We started with yakitori ($5)—skewers and small plates of grilled meats. They were each served with individual sauces and takuan—a crisp, sweet and sour daikon pickle said to be invented by a famed 17th century zen warrior monk. First up were crispy, seared bone-in chicken wing flats, creamy chicken livers and bunched-up chicken skin that was fatty, a little gelatinous and reminiscent of pork cracklins.

Huge bacon-wrapped sea scallops were great, though I found the bacon a distraction to my favorite bivalve mollusk. Cubes of beef ribeye with a spicy chimichurri were medium rare and incredibly tender—the stuff of which meaty dreams are made. Thin pieces of karaage (Japanese fried chicken) were surprisingly moist and served with plain kewpie (extra rich mayo) as well as a super fiery version. Korean galbi (beef short rib) was tender and succulent. A skewer of bacon-wrapped cherry tomatoes was great (and a buck less, at $4, than the yakitori plates), but I’d advise waiting a bit to allow the boiling hot centers of the tomatoes to cool off before popping ’em in your mouth.

All ramen bowls include roasted pork belly, bean sprout, scallion, fish cake, nori and ajitama (marinated, soft-boiled egg); you can punch it up with added seasonings. We ordered all varieties offered, including two with chicken-pork stock and enoki mushroom ($12 each) and two with pork stock and wood ear mushroom ($13 each).

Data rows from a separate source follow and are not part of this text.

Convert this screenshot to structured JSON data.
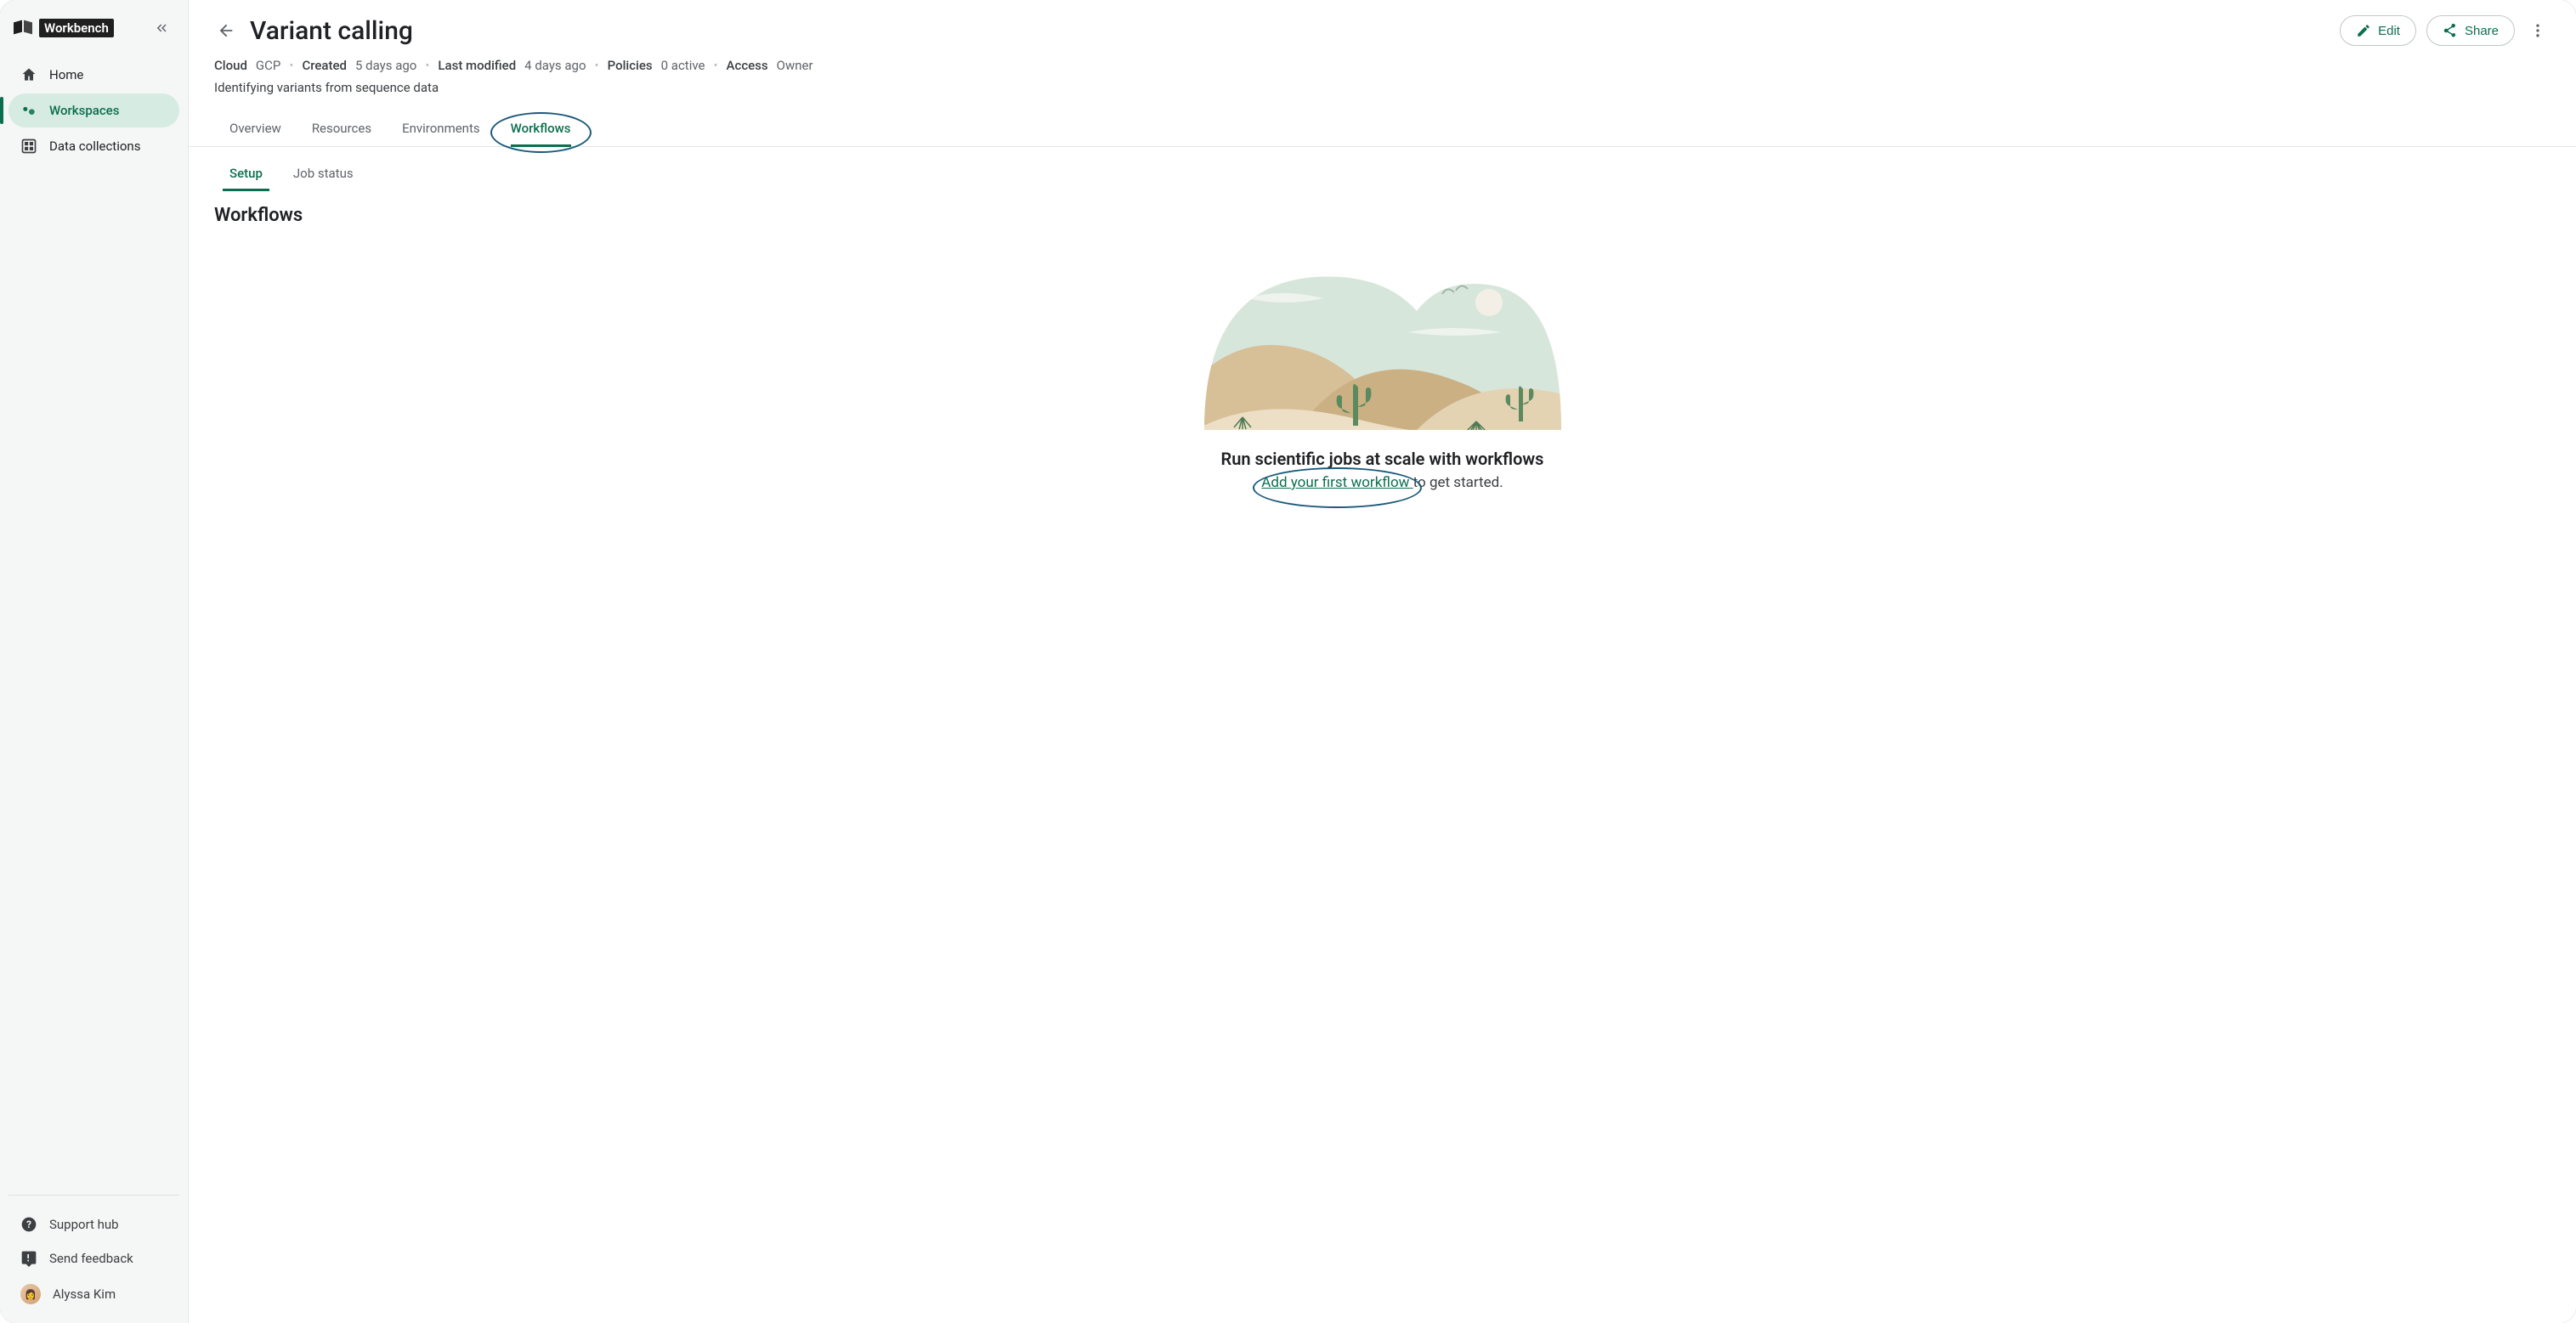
{
  "app": {
    "name": "Workbench"
  },
  "sidebar": {
    "items": [
      {
        "label": "Home"
      },
      {
        "label": "Workspaces"
      },
      {
        "label": "Data collections"
      }
    ],
    "footer": {
      "support": "Support hub",
      "feedback": "Send feedback",
      "user": "Alyssa Kim"
    }
  },
  "header": {
    "title": "Variant calling",
    "edit": "Edit",
    "share": "Share",
    "meta": {
      "cloud_label": "Cloud",
      "cloud_value": "GCP",
      "created_label": "Created",
      "created_value": "5 days ago",
      "modified_label": "Last modified",
      "modified_value": "4 days ago",
      "policies_label": "Policies",
      "policies_value": "0 active",
      "access_label": "Access",
      "access_value": "Owner"
    },
    "description": "Identifying variants from sequence data"
  },
  "tabs": [
    {
      "label": "Overview"
    },
    {
      "label": "Resources"
    },
    {
      "label": "Environments"
    },
    {
      "label": "Workflows"
    }
  ],
  "subtabs": [
    {
      "label": "Setup"
    },
    {
      "label": "Job status"
    }
  ],
  "content": {
    "section_title": "Workflows",
    "empty_title": "Run scientific jobs at scale with workflows",
    "empty_link": "Add your first workflow",
    "empty_suffix": " to get started."
  }
}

Each broth had subtle differences owed to their tare flavor enhancers. They were all were rich and satisfying. The pork belly was tender, the veggies fine, and the noodles were definitely fresh and perfectly cooked. The nori (dried seaweed) is decoratively served on the side of the bowl. Some eat it crispy, but I let it soak in and add a hint of ocean spray to the dish. Ajitama is something I treasure, and I’m always disappointed when a plain, hard boiled egg is substituted. The creaminess and blend of flavors in good ajitama is transcendent, and Haru has it dialed in. I almost had a tear in my eye when a friend with an egg allergy offered me hers.

Of the four donburi (rice bowls) available, we tried two. Katsudon ($12) came with breaded pork cutlet in dashi (kelp and fish stock), shoyu (soy sauce), stir-fried onion, scallion and egg. Unadon ($12) featured two large, skin-on filets of unagi (freshwater eel) grilled with a thick, hickory-flavored sauce of shoyu, syrup, ground eel eggs and mirin (sweet rice wine). The eel was melt-in-your-mouth amazing. The golden brown pork was moist-yet-crispy—and the onion-egg mix a nice complement. Both came with piping hot miso soup and a choice of sides. We sampled kimchi and pickled shiitake. The fermented cabbage was crisp and more savory than spicy. The pickled ’shrooms were bliss in a bowl, with a similar pickling flavor as the takuan that leveled-up by the meaty, heady fungi.

Since Haru is so new, it’s no surprise there were a few service missteps, like tea served tepid and quickly replaced by very hot tea or eggs ordered on the side that were in the bowl. But the food was great, and new dishes are planned, including some vegetarian options. I imagine I’ll be back many, many times.